The *big* news here is that there are actually bzip2 zealots in this world! Who'd have thought?
Would you like a valium?
Edited 2007-10-07 22:02
On the other hand, in my experience LZMA compressors tend to take several times longer than other programs to compress data... (recent test with about a gig of .fits files from my research; gzip 5:48, bzip2 11:49, 7zip 56:51; none really compressed them very much though gzip was worst and 7zip was best) So it's a tradeoff between compression ratio and speed. If you don't care about compression time, LZMA is awesome.
DigitalAxis,
No. These days you have a choice with lzma. The package I use accepts switches -1 through -9, like gzip. At -1, the compression is about like bzip2 and with comparable speed. -7 is the default and the sweet spot, regarding both compression speed and memory usage vs compression effectiveness.
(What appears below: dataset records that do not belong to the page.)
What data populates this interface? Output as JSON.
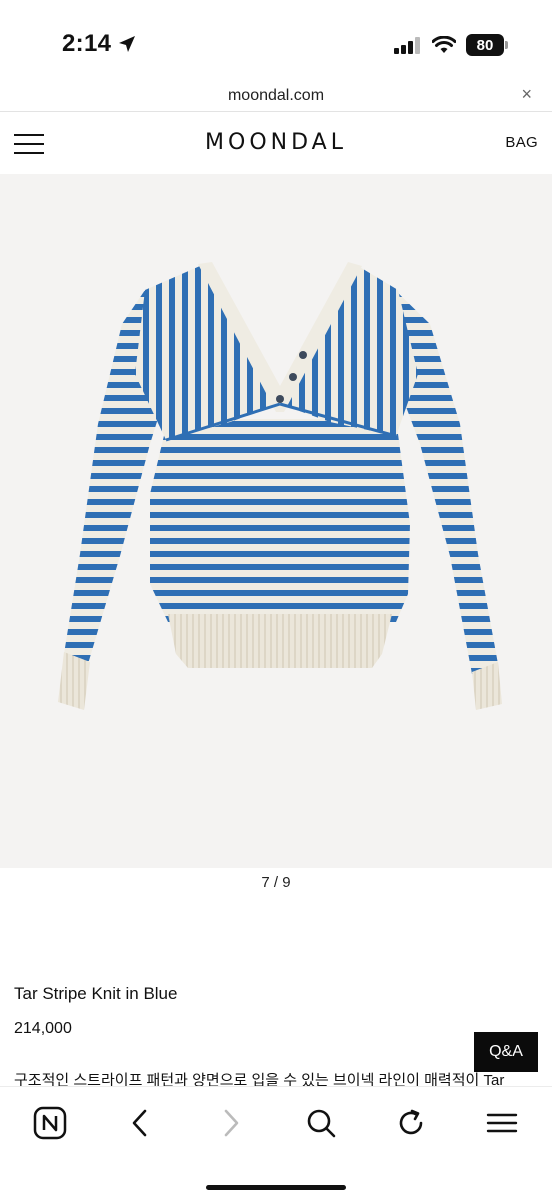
{
  "status_bar": {
    "time": "2:14",
    "battery": "80"
  },
  "url_bar": {
    "url": "moondal.com",
    "close_symbol": "×"
  },
  "header": {
    "logo": "MOONDAL",
    "bag_label": "BAG"
  },
  "gallery": {
    "pager": "7 / 9",
    "current": 7,
    "total": 9,
    "image_icon": "striped-sweater-image",
    "colors": {
      "stripe_blue": "#2f6fb4",
      "stripe_cream": "#efece3",
      "background": "#f4f3f2"
    }
  },
  "product": {
    "title": "Tar Stripe Knit in Blue",
    "price": "214,000",
    "description": "구조적인 스트라이프 패턴과 양면으로 입을 수 있는 브이넥 라인이 매력적이 Tar"
  },
  "qa_button": {
    "label": "Q&A"
  },
  "toolbar": {
    "icons": [
      "naver-home-icon",
      "back-icon",
      "forward-icon",
      "search-icon",
      "reload-icon",
      "menu-icon"
    ]
  }
}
-9 is slower, yes. But it gets better results.
Gzip is still good for when you need speed. Lzop is great for when you need *blazing* speed with, still, remarkably effective compression. (Well... all things considered.)
Bzip2 is still good for... I'm not sure what. But it's popular. ;-)
lzma has been hampered by implementations with incredibly obtuse user interfaces, unfortunately. I just recently extricated myself from that mess. These days I just use it like gzip.
Edited 2007-10-07 22:41







Member since:
2005-07-24
Kudos to them for recognizing the value of lzma compression. I often see lzma produce 30-40% smaller file sizes than bzip2.